BİRBİRİYLE UYUŞANLAR KAYNAŞIR
Türlü ihtiyaçlar ile var edilen insan tek başına yaşamak için yaratılmamıştır. Onu kuşatan çevresi ile aktif veya pasif bir şekilde etkileşim halindedir. Akıp giden hayatın karmaşası içinde kendisini anlayacak, derdi olduğunda içini dökecek, sevinçli olduğunda onunla beraber bu sevincini paylaşacak insanlara ihtiyaç duyar. Elbette insanın aile efradı ve akrabaları ile bu duyguları paylaşması tabii bir durumdur. Çünkü onlarla Allah’ın takdiri sonucu kan ve nesep bağı ile bağlanmıştır. Ancak, kişi arkadaşını kendisi seçer. Zorunlu olarak değil, sırf kendi istediği için hayatına alır ve bağ kurar. Çünkü kalp öyle bir yerdir ki içerisinde kendisinden bir şeyler bulamadığı kişinin sevgisini barındırmaz.

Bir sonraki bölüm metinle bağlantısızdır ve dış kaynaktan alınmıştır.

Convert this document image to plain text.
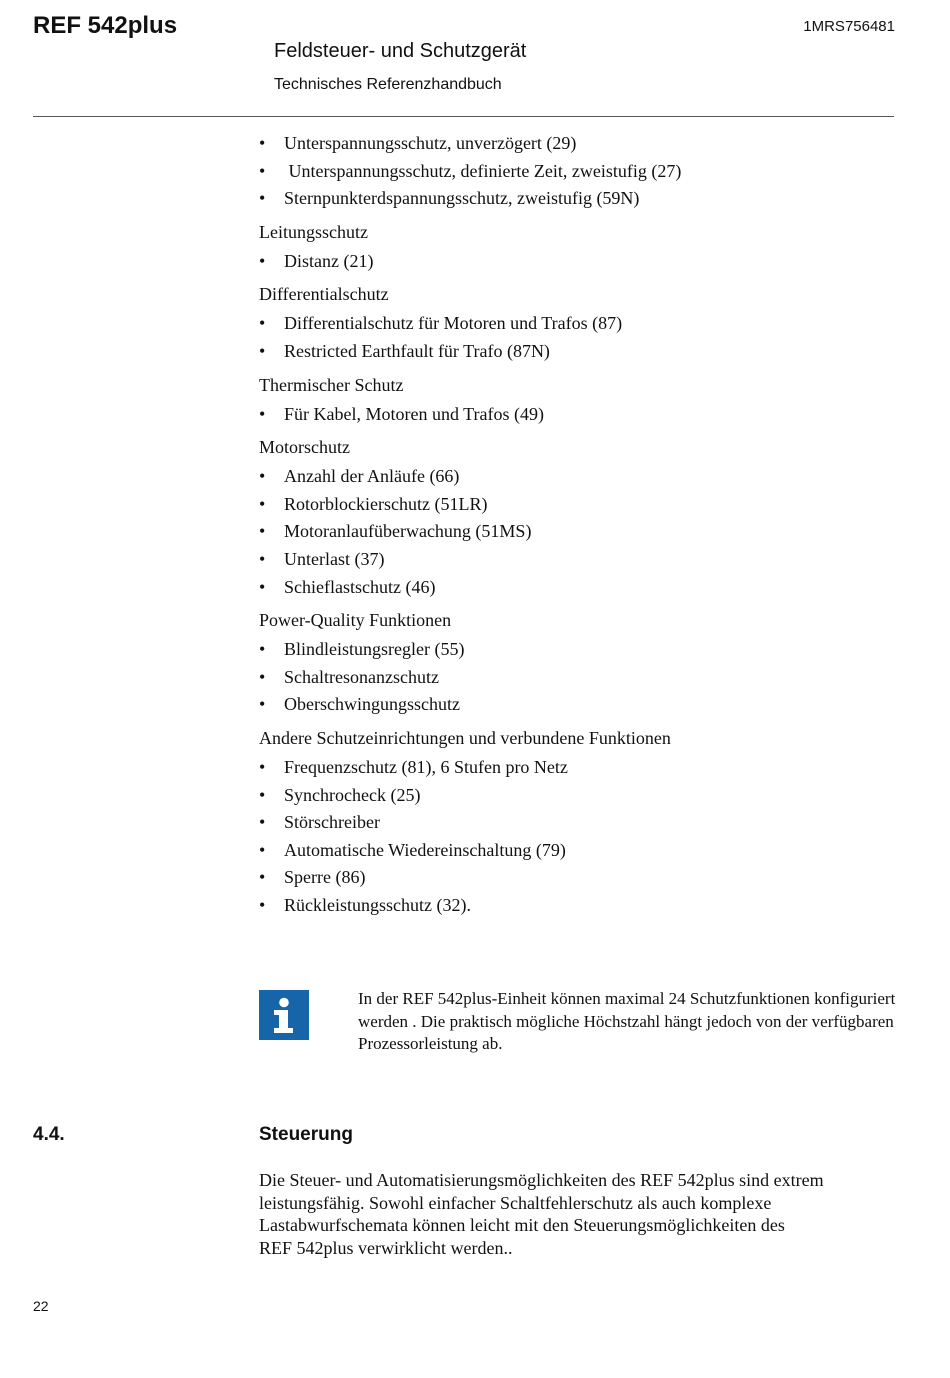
REF 542plus	1MRS756481
Feldsteuer- und Schutzgerät
Technisches Referenzhandbuch
• Unterspannungsschutz, unverzögert (29)
• Unterspannungsschutz, definierte Zeit, zweistufig (27)
• Sternpunkterdspannungsschutz, zweistufig (59N)
Leitungsschutz
• Distanz (21)
Differentialschutz
• Differentialschutz für Motoren und Trafos (87)
• Restricted Earthfault für Trafo (87N)
Thermischer Schutz
• Für Kabel, Motoren und Trafos (49)
Motorschutz
• Anzahl der Anläufe (66)
• Rotorblockierschutz (51LR)
• Motoranlaufüberwachung (51MS)
• Unterlast (37)
• Schieflastschutz (46)
Power-Quality Funktionen
• Blindleistungsregler (55)
• Schaltresonanzschutz
• Oberschwingungsschutz
Andere Schutzeinrichtungen und verbundene Funktionen
• Frequenzschutz (81), 6 Stufen pro Netz
• Synchrocheck (25)
• Störschreiber
• Automatische Wiedereinschaltung (79)
• Sperre (86)
• Rückleistungsschutz (32).
In der REF 542plus-Einheit können maximal 24 Schutzfunktionen konfiguriert werden . Die praktisch mögliche Höchstzahl hängt jedoch von der verfügbaren Prozessorleistung ab.
4.4.	Steuerung
Die Steuer- und Automatisierungsmöglichkeiten des REF 542plus sind extrem
leistungsfähig. Sowohl einfacher Schaltfehlerschutz als auch komplexe
Lastabwurfschemata können leicht mit den Steuerungsmöglichkeiten des
REF 542plus verwirklicht werden..
22
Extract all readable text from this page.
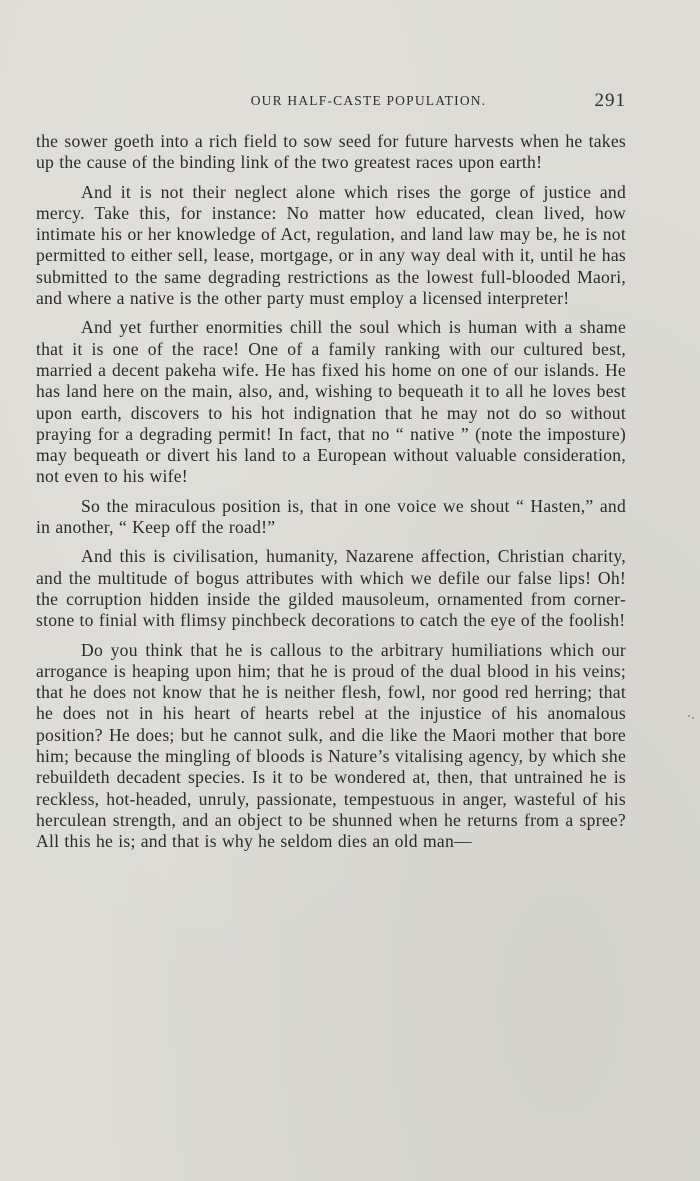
OUR HALF-CASTE POPULATION.	291

the sower goeth into a rich field to sow seed for future harvests when he takes up the cause of the binding link of the two greatest races upon earth!

And it is not their neglect alone which rises the gorge of justice and mercy. Take this, for instance: No matter how educated, clean lived, how intimate his or her knowledge of Act, regulation, and land law may be, he is not permitted to either sell, lease, mortgage, or in any way deal with it, until he has submitted to the same degrading restrictions as the lowest full-blooded Maori, and where a native is the other party must employ a licensed interpreter!

And yet further enormities chill the soul which is human with a shame that it is one of the race! One of a family ranking with our cultured best, married a decent pakeha wife. He has fixed his home on one of our islands. He has land here on the main, also, and, wishing to bequeath it to all he loves best upon earth, discovers to his hot indignation that he may not do so without praying for a degrading permit! In fact, that no “ native ” (note the imposture) may bequeath or divert his land to a European without valuable consideration, not even to his wife!

So the miraculous position is, that in one voice we shout “ Hasten,” and in another, “ Keep off the road!”

And this is civilisation, humanity, Nazarene affection, Christian charity, and the multitude of bogus attributes with which we defile our false lips! Oh! the corruption hidden inside the gilded mausoleum, ornamented from corner-stone to finial with flimsy pinchbeck decorations to catch the eye of the foolish!

Do you think that he is callous to the arbitrary humiliations which our arrogance is heaping upon him; that he is proud of the dual blood in his veins; that he does not know that he is neither flesh, fowl, nor good red herring; that he does not in his heart of hearts rebel at the injustice of his anomalous position? He does; but he cannot sulk, and die like the Maori mother that bore him; because the mingling of bloods is Nature’s vitalising agency, by which she rebuildeth decadent species. Is it to be wondered at, then, that untrained he is reckless, hot-headed, unruly, passionate, tempestuous in anger, wasteful of his herculean strength, and an object to be shunned when he returns from a spree? All this he is; and that is why he seldom dies an old man—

Peygamber Efendimiz bununla ilgili şöyle buyurur: “Ruhlar bir araya gelmiş topluluklardır. Onlardan birbirleriyle uyuşanlar kaynaşır, uyuşamayanlar kaynaşamaz, ayrılır.” (Müslim, Birr,159)
MÜMİNLERİ BIRAKIP KAFİRLERİ DOST EDİNMEYİN
Bir Müslümanın arkadaş edinirken, kendisiyle inanç birliği olan ve kalbinde Allah korkusu taşıyan kimseleri seçmesi gerekmektedir. Kur’an-ı Kerim’de Rabbimiz şu ayetlerle bildirmektedir: “Müminler, müminleri bırakıp da kâfirleri dost edinmesin. Kim böyle yaparsa Allah ile bir ilişiği kalmaz...” (Âli İmrân, 28)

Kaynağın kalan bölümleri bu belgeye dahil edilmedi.